しかし、ビエントは殆どのオークがいちげきで首を落とされ、その全てが同じ切り口なのに気づいた。
「これは・・・」
ビエントはタケルの方を向き、ニッコリと笑って話し掛けた。
「タケル君と言ったか、いやあ、助かるよ、もし他にも有るなら出してくれないか?最近街は人が増えて肉不足なのでね。色々出してくれると助かるんだが。」
「そうでなんですか?じゃあ。」
タケルはアイテムボックスからシーバムの大森林で狩った魔物を取り出して床に並べた。
(こ、これはシーバムグランドバイパー、こっちはファイアーベア、ブラックタイラントにオーガまで!なっ!こ、これはマンティコアじゃないか!)
「タケル君、あのオークは君が一人で狩った物だろう、それに今出して貰った魔物も殆どがそうだろう。ちがうか?」
「え、いや、パーティーで狩ったんですって。」
「タケル君、では聞くが、何故どの魔物も一撃で殺されていて、そのどれもが同じ切り口なんだ?これは同一人物が全て倒した事を意味している、そして先程はマジックポーチを持っていると思ったが、君はアイテムボックスを持っているんだな、アイテムボックスはユニークスキルか、時空間魔法が使えないと持てない物だ、しかもこれだけの量を収納出来るということは、魔力量も相当なものだろう。君は魔法使いだったな、全て君の魔法で倒した、ちがうか?」
タケルは街の食料事情通の為と思いうっかり森の魔物を出した事を後悔したが、すぐに気を取り直し、ビエントに話し掛けた。

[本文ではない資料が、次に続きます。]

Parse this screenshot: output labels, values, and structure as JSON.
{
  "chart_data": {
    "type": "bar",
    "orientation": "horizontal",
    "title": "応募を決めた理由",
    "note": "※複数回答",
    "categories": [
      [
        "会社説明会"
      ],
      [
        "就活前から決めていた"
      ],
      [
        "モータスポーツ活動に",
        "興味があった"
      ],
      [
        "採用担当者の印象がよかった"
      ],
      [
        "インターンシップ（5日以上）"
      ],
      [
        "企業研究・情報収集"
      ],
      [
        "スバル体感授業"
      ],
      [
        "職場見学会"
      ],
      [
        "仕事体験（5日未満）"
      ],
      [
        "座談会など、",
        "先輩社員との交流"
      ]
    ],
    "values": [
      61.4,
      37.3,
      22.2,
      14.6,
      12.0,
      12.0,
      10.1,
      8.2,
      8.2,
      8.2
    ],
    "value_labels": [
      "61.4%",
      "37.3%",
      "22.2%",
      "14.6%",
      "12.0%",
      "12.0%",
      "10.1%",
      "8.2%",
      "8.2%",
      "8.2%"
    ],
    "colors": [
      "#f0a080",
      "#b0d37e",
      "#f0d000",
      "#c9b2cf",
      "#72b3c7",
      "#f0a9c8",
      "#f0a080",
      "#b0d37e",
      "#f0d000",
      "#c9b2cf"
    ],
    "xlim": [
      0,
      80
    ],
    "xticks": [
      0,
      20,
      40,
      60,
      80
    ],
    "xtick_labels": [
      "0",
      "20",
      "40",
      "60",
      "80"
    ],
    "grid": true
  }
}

「流石ギルドマスターですね、上手く乗せられてしまいましたよ、それに観察力も大した物ですね。しかし一つだけ間違いがあります、殆どの魔物は魔法で倒した物では有りませんよ。」
「君は魔法使いだろう、だとしたら誰が倒したんだ?」
パーティーの事をあまり詮索されたくないのでタケルは無言でアイテムボックスから雲斬丸を取りだし、ビエントに渡した。
「変わった形の刀だな、なっ!これは!」
ビエントはタケルから雲斬丸を受け取った瞬間に驚いた、雲斬丸からとてつもない魔力と、力強い何かを感じたからである。
「ば、鞘から抜いても?」
ビエントがそう聞くと、タケルは黙ってコクリと頷いた。ビエントはタケルの許可を得ると雲斬丸をゆっくりと鞘から抜き、刀身を見つめた。
「これは・・・凄いな、こんな凄い剣見た事無い、形は勿論だが、何より感じる魔力と、波動が凄まじいな。」
ビエントはそう言うと、雲斬丸をゆっくりと鞘に戻し、タケルに返した。
「ふう、こんな凄い剣、逆に剣に取り込まれそうだ。それに俺なんかじゃ使いこなせないだろう。」
「そうですか?俺には使いやすい愛用の刀・・・剣なんですけどね。」
「そうか、ではやはり君があの魔物を倒したんだな。その剣を使いこなせるという事は、剣の実力も相当な物なんだろう。」
「まあ、人よりちょっと強いくらいの腕ですよ。」
「人よりちょっとね・・・ところであの魔物もタケル君、君が?」
「え?ええ、そうですが。」
「ひ、一人でか?」
「え?ええ。そうですけど。」
ビエントが指差したのは遺跡でタケルが倒したマンティコアであった。そしてビエントはそのマンティコアを倒したタケルの実力に驚いていた。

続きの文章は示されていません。